Com este modelo é possível selecionar as informações que serão “expostas”, minimizando a entrega de dados para os serviços acessados e, consequentemente, ampliando a privacidade. Nesse caso, os usuários não utilizam senhas, pois o acesso é baseado nas credenciais verificáveis (VC- Verificable Credentials), que é um mecanismo criptográfico próprio das identidades digitais descentralizadas.
A construção de identidades autossoberanas para roaming WiFi é justamente o trabalho do GT-Swarm (Self-sovereign Wi-Fi Authentication Roaming), dentro do Projeto Ilíada, que é uma parceria entre a RNP e o CPQD sob coordenação da Softex.
O desenvolvimento do serviço de autenticação foi feito a partir de um primeiro caso, da “eduroam”. A “eduroam” é uma rede acadêmica federada de acesso WiFi que conecta estudantes, pesquisadores e funcionários de instituições de ensino e pesquisa.
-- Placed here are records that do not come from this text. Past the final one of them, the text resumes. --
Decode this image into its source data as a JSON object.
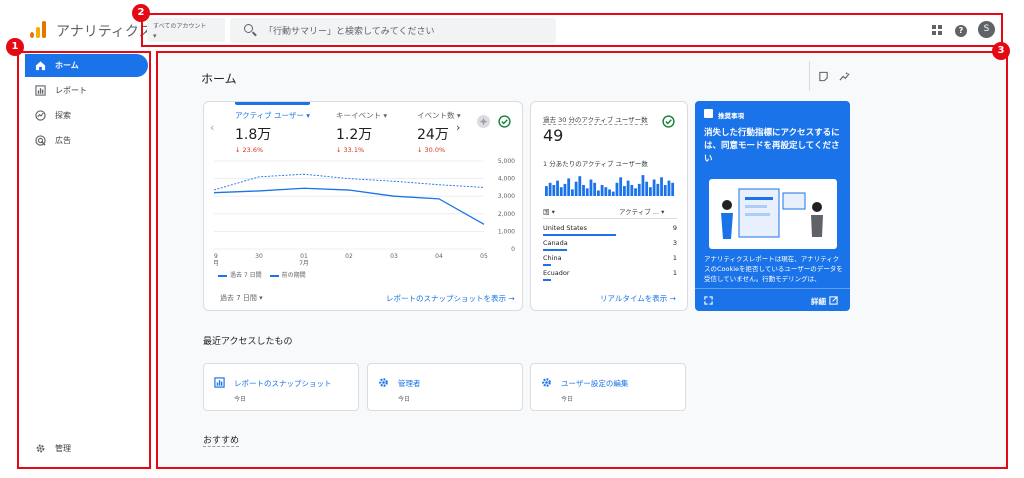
{
  "app": {
    "title": "アナリティクス"
  },
  "account": {
    "label": "すべてのアカウント",
    "caret": "▾"
  },
  "search": {
    "placeholder": "「行動サマリー」と検索してみてください"
  },
  "header": {
    "help": "?",
    "avatar_letter": "S"
  },
  "sidebar": {
    "items": [
      {
        "label": "ホーム",
        "icon": "home-icon",
        "active": true
      },
      {
        "label": "レポート",
        "icon": "bar-chart-icon",
        "active": false
      },
      {
        "label": "探索",
        "icon": "explore-icon",
        "active": false
      },
      {
        "label": "広告",
        "icon": "ads-icon",
        "active": false
      }
    ],
    "admin_label": "管理"
  },
  "main": {
    "title": "ホーム",
    "kpis": [
      {
        "label": "アクティブ ユーザー ▾",
        "value": "1.8万",
        "change": "↓ 23.6%"
      },
      {
        "label": "キーイベント ▾",
        "value": "1.2万",
        "change": "↓ 33.1%"
      },
      {
        "label": "イベント数 ▾",
        "value": "24万",
        "change": "↓ 30.0%"
      }
    ],
    "legend": {
      "current": "過去 7 日間",
      "previous": "前の期間"
    },
    "period": "過去 7 日間 ▾",
    "snapshot_link": "レポートのスナップショットを表示 →",
    "realtime": {
      "title": "過去 30 分のアクティブ ユーザー数",
      "value": "49",
      "subtitle": "1 分あたりのアクティブ ユーザー数",
      "col_country": "国 ▾",
      "col_users": "アクティブ ... ▾",
      "countries": [
        {
          "name": "United States",
          "count": "9",
          "share": 0.55
        },
        {
          "name": "Canada",
          "count": "3",
          "share": 0.18
        },
        {
          "name": "China",
          "count": "1",
          "share": 0.06
        },
        {
          "name": "Ecuador",
          "count": "1",
          "share": 0.06
        }
      ],
      "bars": [
        0.45,
        0.6,
        0.5,
        0.7,
        0.4,
        0.55,
        0.8,
        0.3,
        0.65,
        0.9,
        0.5,
        0.35,
        0.75,
        0.6,
        0.25,
        0.5,
        0.4,
        0.3,
        0.2,
        0.6,
        0.85,
        0.45,
        0.7,
        0.5,
        0.35,
        0.55,
        0.95,
        0.65,
        0.4,
        0.75,
        0.55,
        0.85,
        0.5,
        0.7,
        0.6
      ],
      "link": "リアルタイムを表示 →"
    },
    "promo": {
      "badge": "推奨事項",
      "headline": "消失した行動指標にアクセスするには、同意モードを再設定してください",
      "body": "アナリティクスレポートは現在、アナリティクスのCookieを拒否しているユーザーのデータを受信していません。行動モデリングは、",
      "detail": "詳細"
    },
    "recent_title": "最近アクセスしたもの",
    "recent": [
      {
        "label": "レポートのスナップショット",
        "date": "今日",
        "icon": "report-icon"
      },
      {
        "label": "管理者",
        "date": "今日",
        "icon": "settings-icon"
      },
      {
        "label": "ユーザー設定の編集",
        "date": "今日",
        "icon": "settings-icon"
      }
    ],
    "recommend_title": "おすすめ"
  },
  "chart_data": {
    "type": "line",
    "categories": [
      "29\n6月",
      "30",
      "01\n7月",
      "02",
      "03",
      "04",
      "05"
    ],
    "series": [
      {
        "name": "過去 7 日間",
        "values": [
          3200,
          3300,
          3450,
          3350,
          3000,
          2850,
          1400
        ],
        "style": "solid"
      },
      {
        "name": "前の期間",
        "values": [
          3350,
          4100,
          4250,
          4000,
          3850,
          3650,
          3500
        ],
        "style": "dashed"
      }
    ],
    "y_ticks": [
      "5,000",
      "4,000",
      "3,000",
      "2,000",
      "1,000",
      "0"
    ],
    "ylim": [
      0,
      5000
    ],
    "color": "#1a73e8"
  },
  "annotations": [
    "1",
    "2",
    "3"
  ]
}
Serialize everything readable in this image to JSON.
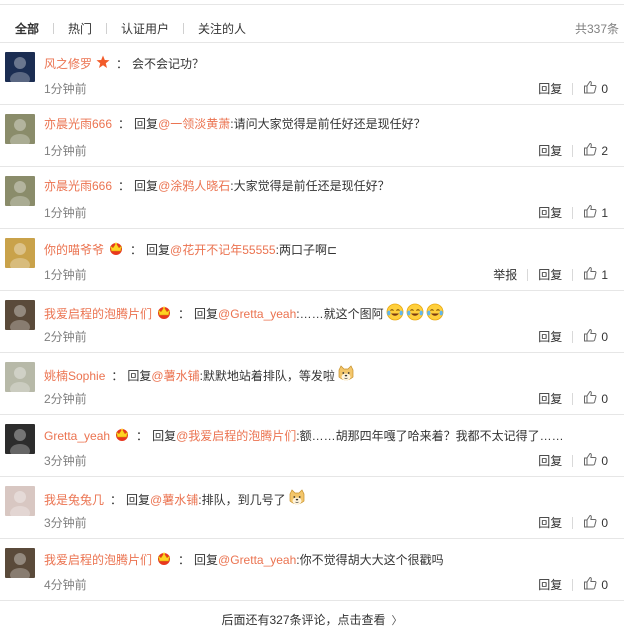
{
  "filters": {
    "tabs": [
      "全部",
      "热门",
      "认证用户",
      "关注的人"
    ],
    "total": "共337条"
  },
  "colors": {
    "username": "#eb7350",
    "muted": "#808080",
    "rule": "#e6e6e6"
  },
  "comments": [
    {
      "user": "风之修罗",
      "badge": "star-icon",
      "reply": "",
      "mention": "",
      "text": "会不会记功？",
      "emojis": [],
      "time": "1分钟前",
      "report": "",
      "reply_label": "回复",
      "likes": "0",
      "avatar_color": "#1b2d52"
    },
    {
      "user": "亦晨光雨666",
      "badge": "",
      "reply": "回复",
      "mention": "@一领淡黄萧",
      "text": ":请问大家觉得是前任好还是现任好？",
      "emojis": [],
      "time": "1分钟前",
      "report": "",
      "reply_label": "回复",
      "likes": "2",
      "avatar_color": "#8a8c6a"
    },
    {
      "user": "亦晨光雨666",
      "badge": "",
      "reply": "回复",
      "mention": "@涂鸦人晓石",
      "text": ":大家觉得是前任还是现任好？",
      "emojis": [],
      "time": "1分钟前",
      "report": "",
      "reply_label": "回复",
      "likes": "1",
      "avatar_color": "#8a8c6a"
    },
    {
      "user": "你的喵爷爷",
      "badge": "crown-icon",
      "reply": "回复",
      "mention": "@花开不记年55555",
      "text": ":两口子啊⊏",
      "emojis": [],
      "time": "1分钟前",
      "report": "举报",
      "reply_label": "回复",
      "likes": "1",
      "avatar_color": "#c9a24a"
    },
    {
      "user": "我爱启程的泡腾片们",
      "badge": "crown-icon",
      "reply": "回复",
      "mention": "@Gretta_yeah",
      "text": ":……就这个图阿",
      "emojis": [
        "laugh-cry-emoji",
        "laugh-cry-emoji",
        "laugh-cry-emoji"
      ],
      "time": "2分钟前",
      "report": "",
      "reply_label": "回复",
      "likes": "0",
      "avatar_color": "#5a4a3a"
    },
    {
      "user": "姚楠Sophie",
      "badge": "",
      "reply": "回复",
      "mention": "@薯水铺",
      "text": ":默默地站着排队，等发啦",
      "emojis": [
        "doge-emoji"
      ],
      "time": "2分钟前",
      "report": "",
      "reply_label": "回复",
      "likes": "0",
      "avatar_color": "#b7b9a8"
    },
    {
      "user": "Gretta_yeah",
      "badge": "crown-icon",
      "reply": "回复",
      "mention": "@我爱启程的泡腾片们",
      "text": ":额……胡那四年嘎了哈来着？我都不太记得了……",
      "emojis": [],
      "time": "3分钟前",
      "report": "",
      "reply_label": "回复",
      "likes": "0",
      "avatar_color": "#2c2c2c"
    },
    {
      "user": "我是兔兔几",
      "badge": "",
      "reply": "回复",
      "mention": "@薯水铺",
      "text": ":排队，到几号了",
      "emojis": [
        "doge-emoji"
      ],
      "time": "3分钟前",
      "report": "",
      "reply_label": "回复",
      "likes": "0",
      "avatar_color": "#d8c7c2"
    },
    {
      "user": "我爱启程的泡腾片们",
      "badge": "crown-icon",
      "reply": "回复",
      "mention": "@Gretta_yeah",
      "text": ":你不觉得胡大大这个很戳吗",
      "emojis": [],
      "time": "4分钟前",
      "report": "",
      "reply_label": "回复",
      "likes": "0",
      "avatar_color": "#5a4a3a"
    }
  ],
  "footer": {
    "more": "后面还有327条评论，点击查看",
    "arrow": "〉"
  }
}
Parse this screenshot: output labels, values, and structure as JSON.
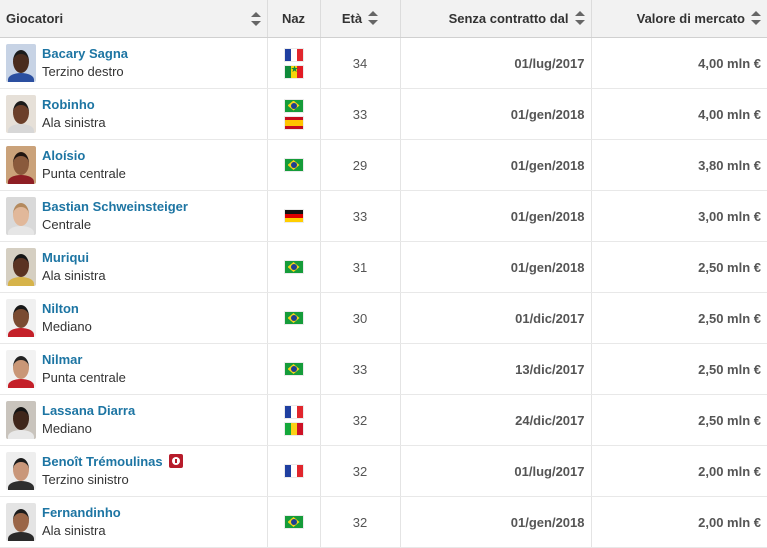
{
  "headers": {
    "player": "Giocatori",
    "nat": "Naz",
    "age": "Età",
    "contract": "Senza contratto dal",
    "value": "Valore di mercato"
  },
  "rows": [
    {
      "name": "Bacary Sagna",
      "position": "Terzino destro",
      "flags": [
        "france-flag-icon",
        "senegal-flag-icon"
      ],
      "age": "34",
      "contract_end": "01/lug/2017",
      "market_value": "4,00 mln €",
      "skin": "#4a2c1e",
      "hair": "#1b1b1b",
      "shirt": "#2b4fa0",
      "bg": "#c7d3e5"
    },
    {
      "name": "Robinho",
      "position": "Ala sinistra",
      "flags": [
        "brazil-flag-icon",
        "spain-flag-icon"
      ],
      "age": "33",
      "contract_end": "01/gen/2018",
      "market_value": "4,00 mln €",
      "skin": "#6b3f2a",
      "hair": "#1a1a1a",
      "shirt": "#d7d7d7",
      "bg": "#e6e0d8"
    },
    {
      "name": "Aloísio",
      "position": "Punta centrale",
      "flags": [
        "brazil-flag-icon"
      ],
      "age": "29",
      "contract_end": "01/gen/2018",
      "market_value": "3,80 mln €",
      "skin": "#8a5a3c",
      "hair": "#201510",
      "shirt": "#8e1e24",
      "bg": "#caa27a"
    },
    {
      "name": "Bastian Schweinsteiger",
      "position": "Centrale",
      "flags": [
        "germany-flag-icon"
      ],
      "age": "33",
      "contract_end": "01/gen/2018",
      "market_value": "3,00 mln €",
      "skin": "#e1b89a",
      "hair": "#b48a5e",
      "shirt": "#e6e6e6",
      "bg": "#d9d9d9"
    },
    {
      "name": "Muriqui",
      "position": "Ala sinistra",
      "flags": [
        "brazil-flag-icon"
      ],
      "age": "31",
      "contract_end": "01/gen/2018",
      "market_value": "2,50 mln €",
      "skin": "#5a3322",
      "hair": "#151515",
      "shirt": "#d6b34a",
      "bg": "#d5cfc2"
    },
    {
      "name": "Nilton",
      "position": "Mediano",
      "flags": [
        "brazil-flag-icon"
      ],
      "age": "30",
      "contract_end": "01/dic/2017",
      "market_value": "2,50 mln €",
      "skin": "#7a4b32",
      "hair": "#171717",
      "shirt": "#c42029",
      "bg": "#f0f0f0"
    },
    {
      "name": "Nilmar",
      "position": "Punta centrale",
      "flags": [
        "brazil-flag-icon"
      ],
      "age": "33",
      "contract_end": "13/dic/2017",
      "market_value": "2,50 mln €",
      "skin": "#c99777",
      "hair": "#222",
      "shirt": "#c42029",
      "bg": "#f2f2f2"
    },
    {
      "name": "Lassana Diarra",
      "position": "Mediano",
      "flags": [
        "france-flag-icon",
        "mali-flag-icon"
      ],
      "age": "32",
      "contract_end": "24/dic/2017",
      "market_value": "2,50 mln €",
      "skin": "#3f261a",
      "hair": "#141414",
      "shirt": "#e8e8e8",
      "bg": "#c9c4bd"
    },
    {
      "name": "Benoît Trémoulinas",
      "position": "Terzino sinistro",
      "flags": [
        "france-flag-icon"
      ],
      "age": "32",
      "contract_end": "01/lug/2017",
      "market_value": "2,00 mln €",
      "skin": "#c9977a",
      "hair": "#1b1b1b",
      "shirt": "#2f2f2f",
      "bg": "#eeeeee",
      "badge": "injury-badge-icon"
    },
    {
      "name": "Fernandinho",
      "position": "Ala sinistra",
      "flags": [
        "brazil-flag-icon"
      ],
      "age": "32",
      "contract_end": "01/gen/2018",
      "market_value": "2,00 mln €",
      "skin": "#9a6648",
      "hair": "#1c1c1c",
      "shirt": "#2a2a2a",
      "bg": "#e4e4e4"
    }
  ]
}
O serviço, operado pela RNP, permite que seus usuários se conectem à internet em qualquer lugar que possua pontos de acesso do “eduroam”, sendo a autenticação realizada com as credenciais da instituição de origem do usuário. Ou seja, o GT-Swarm quer permitir a autenticação na “eduroam” com identificadores descentralizados (IDD).
Esse serviço projetado pelo GT-Swarm pode ser extensível para outras redes federadas, aprimorando a privacidade. A abordagem do grupo considera tanto os desafios técnicos de interoperabilidade quanto a construção de protótipos de emissão e verificação de credenciais descentralizadas, que possam coexistir com infraestruturas federadas de autenticação.